Seeing as no Python baseline was provided, I put together quick notebook using pytorch to get started.
You can find the notebook here.
It’s just a simple UNet that takes a single Sentinel-2 image as input.
I tried using TorchGeo, although only ended up using the pre-trained model weights from there.
The notebook includes a (somewhat inefficient) prediction step, and scored ~56 after 20 epochs of training.
some baseline (using a single unet model with encoder complexity same a se-resnext26d, no ensemble)

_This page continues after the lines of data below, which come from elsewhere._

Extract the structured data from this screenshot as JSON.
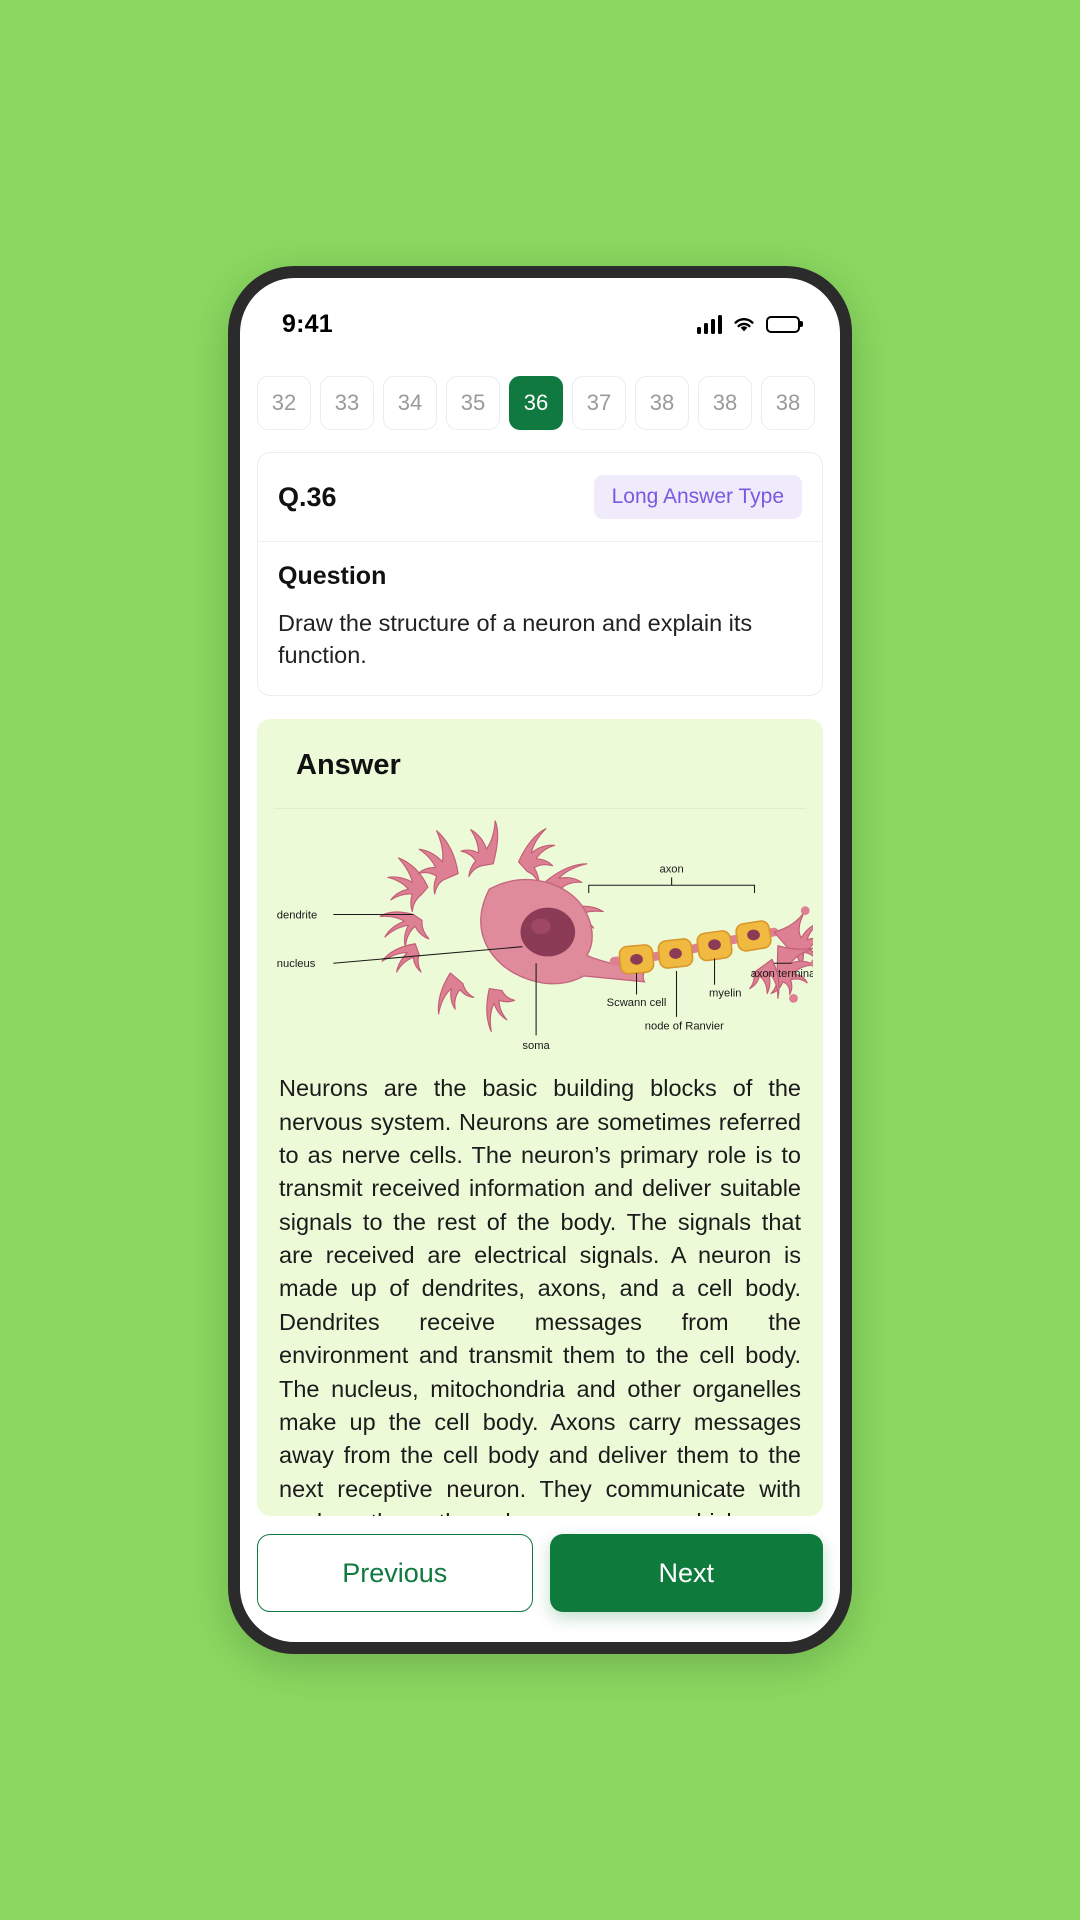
{
  "theme": {
    "page_background": "#8AD860",
    "accent_green": "#10793F",
    "answer_card_background": "#EDFAD8",
    "badge_background": "#EFEBFB",
    "badge_text_color": "#7B58E0"
  },
  "status_bar": {
    "time": "9:41",
    "icons": [
      "cellular-signal-icon",
      "wifi-icon",
      "battery-icon"
    ]
  },
  "pager": {
    "items": [
      {
        "label": "32",
        "active": false
      },
      {
        "label": "33",
        "active": false
      },
      {
        "label": "34",
        "active": false
      },
      {
        "label": "35",
        "active": false
      },
      {
        "label": "36",
        "active": true
      },
      {
        "label": "37",
        "active": false
      },
      {
        "label": "38",
        "active": false
      },
      {
        "label": "38",
        "active": false
      },
      {
        "label": "38",
        "active": false
      }
    ]
  },
  "question_card": {
    "number": "Q.36",
    "badge": "Long Answer Type",
    "section_label": "Question",
    "text": "Draw the structure of a neuron and explain its function."
  },
  "answer_card": {
    "title": "Answer",
    "diagram": {
      "name": "neuron-structure-diagram",
      "labels": {
        "dendrite": "dendrite",
        "nucleus": "nucleus",
        "axon": "axon",
        "schwann_cell": "Scwann cell",
        "node_of_ranvier": "node of Ranvier",
        "myelin": "myelin",
        "axon_terminal": "axon terminal",
        "soma": "soma"
      }
    },
    "text": "Neurons are the basic building blocks of the nervous system. Neurons are sometimes referred to as nerve cells. The neuron’s primary role is to transmit received information and deliver suitable signals to the rest of the body. The signals that are received are electrical signals. A neuron is made up of dendrites, axons, and a cell body. Dendrites receive messages from the environment and transmit them to the cell body. The nucleus, mitochondria and other organelles make up the cell body. Axons carry messages away from the cell body and deliver them to the next receptive neuron. They communicate with each other through synapses, which are specialized junctions where signals are transmitted from one neuron to another. Neurotransmitters are released at synapses to facilitate this communication."
  },
  "footer": {
    "previous_label": "Previous",
    "next_label": "Next"
  }
}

just learn segmentation per image. at submission average over all 12 months without considering if the input is good or bad : lb score of about 50.0
learn segmentation per image. use max/softmax pooling at the head (select the best out of 12 months): lb score 35.0
better selection with a transformer (e.g. at encoder or/and decoder): lb score of 31.0
choose a better loss than MSE (because there are spike noise in ground truth lidar): lb score of 29.0
The Torchgeo dataloaders are cool, it allows you to very easily change the patch size and get samples on the fly. However, to benefit from this functionality you would first need to mosaic the provided patches. I am currently experiencing projection issues with the data.
Yeah, I think torchgeo is great for the general case where you are reading from a large satellite image/raster, and want to pick sensible patches, especially if multiple rasters are involved, but as the images here are already patched sensibly, it’s not that useful.
Nice to see you here heng! May you explain what “use max/softmax pooling at the head” means? It means to aggregate all the months by using the maximum instead of the mean? or it means to tweak the architecture replacing the segmentation head with a max pool layer? (not only for testing but also for training)?